C’est l’inquiétude, une grosse inquiétude qui domine. Nous étudions attentivement toutes les mesures annoncées pour avoir une position la plus claire possible. Mais d’ores et déjà, on peut dire que tout ce qui entraînerait des « coûts restants » pour le patient, c’est-à-dire une réduction du remboursement des ordonnances et des médicaments, nous sommes contre. Ces mesures ne sont pas adaptées pour combler les déficits de la sécurité sociale ou promouvoir l’efficacité des soins.
Comment analysez-vous ces choix gouvernementaux ?
Ils ont choisi de rejeter la faute sur les patients. Leur reprocher une soi-disant surconsommation de santé, sauf que cela ne correspond pas aux enjeux de maintenir la santé publique : trouver de l’argent en ciblant les patients, c’est non. Augmenter les franchises des mutuelles, augmenter les tarifs des usagers, le prix des consultations, le prix des médicaments, etc.
« On peut s’attendre à des décrets qui pourraient encore nous surprendre dans le mauvais sens »
Arrêt maladie : on serre la vis
Le gouvernement a également ciblé les règles d’indemnisation des arrêts maladie afin de prendre en compte les économies de santé. En un an, le nombre d’arrêts maladie a augmenté de 8,5 %, ce qui représente 16 milliards d’euros pour l’Assurance maladie. Plusieurs causes sont à l’origine de cette hausse, parmi lesquelles l’augmentation du SMIC qui génère des indemnités « maladie » plus élevées, et le vieillissement de la population avec des départs à la retraite tardifs… Le gouvernement envisage d’abaisser le plafond d’indemnisation. l’indemnité journalière de maladie qui devrait passer de 1,8 à 1,4 SMIC pour les indemnités versées par l’Assurance Maladie.

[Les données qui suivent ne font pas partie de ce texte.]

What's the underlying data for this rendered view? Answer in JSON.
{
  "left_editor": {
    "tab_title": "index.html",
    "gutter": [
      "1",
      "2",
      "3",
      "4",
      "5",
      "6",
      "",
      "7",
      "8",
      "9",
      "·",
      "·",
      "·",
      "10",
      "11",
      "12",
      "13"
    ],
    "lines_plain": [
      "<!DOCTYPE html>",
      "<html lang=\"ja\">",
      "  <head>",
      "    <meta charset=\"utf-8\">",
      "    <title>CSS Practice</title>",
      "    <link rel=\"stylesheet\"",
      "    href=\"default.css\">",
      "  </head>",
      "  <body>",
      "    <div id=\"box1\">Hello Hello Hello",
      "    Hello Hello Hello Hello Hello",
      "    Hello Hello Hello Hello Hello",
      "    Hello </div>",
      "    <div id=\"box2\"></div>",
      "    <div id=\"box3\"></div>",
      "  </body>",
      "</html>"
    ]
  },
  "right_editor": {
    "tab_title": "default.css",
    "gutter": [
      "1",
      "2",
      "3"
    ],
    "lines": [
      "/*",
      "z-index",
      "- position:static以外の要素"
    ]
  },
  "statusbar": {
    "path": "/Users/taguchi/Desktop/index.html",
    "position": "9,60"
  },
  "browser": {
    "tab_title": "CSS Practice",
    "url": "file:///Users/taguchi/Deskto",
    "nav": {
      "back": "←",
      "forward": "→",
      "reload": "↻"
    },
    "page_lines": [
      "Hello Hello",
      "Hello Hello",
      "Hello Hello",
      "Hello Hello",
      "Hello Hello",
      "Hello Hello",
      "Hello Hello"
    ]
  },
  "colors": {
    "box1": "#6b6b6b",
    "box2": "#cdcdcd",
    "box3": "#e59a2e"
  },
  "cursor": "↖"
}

Toujours selon le principe des vases communicants, l’exécutif attend des employeurs qu’ils mettent la main à la poche pour augmenter leur cotisation. Un vœu pieux. Une autre piste a été initiée : étendre le délai de carence de trois à sept jours pour les salariés du privé, ce qui représente un milliard d’économies pour les comptes publics.
« Ceux qui ont les moyens de payer leur mutuelle seront soignés, les autres attendront »
Quelles pourraient être les conséquences de la mise en œuvre de ces décisions gouvernementales, sur le système de santé ?
Catastrophique. Nous allons vers une discrimination à l’encontre de la population qui a le plus besoin de soins, qui est, il est vrai, celle qui consomme le plus de soins. Il y aura des refus de soins, des pertes d’opportunités, des maladies qui ne seront pas soignées, qui deviendront plus graves, des gens qui se retrouveront à l’hôpital, et là, cela coûtera beaucoup plus cher.
Pensez-vous vraiment que notre système de santé français est encore tenable ?
On ne regarde que l’aspect économique des choses, en oubliant complètement les valeurs de solidarité de notre système de santé, tel qu’il a été construit. Nous détruisons, démantelons, point par point, notre système de santé. Et on commencera par aggraver les inégalités sociales : ceux qui ont les moyens de payer leur mutuelle seront soignés, les autres attendront.
Cependant, Geneviève Darrieussecq, ministre de la Santé, ne cesse de répéter que les plus fragiles, ceux qui sont en ALD (maladie de longue durée) ou en C2S (santé complémentaire solidaire) seront toujours protégés. Qu’en penses-tu?
Cela fait vingt ans que j’entends ce discours, mais nous restons très vigilants. On peut s’attendre à des amendements à l’Assemblée nationale, à des décrets qui pourraient encore nous surprendre dans le mauvais sens. Aujourd’hui, il n’y a aucune réponse aux difficultés d’accès aux soins, ce budget est très en deçà des attentes, il mine encore davantage les fondements de notre système de santé.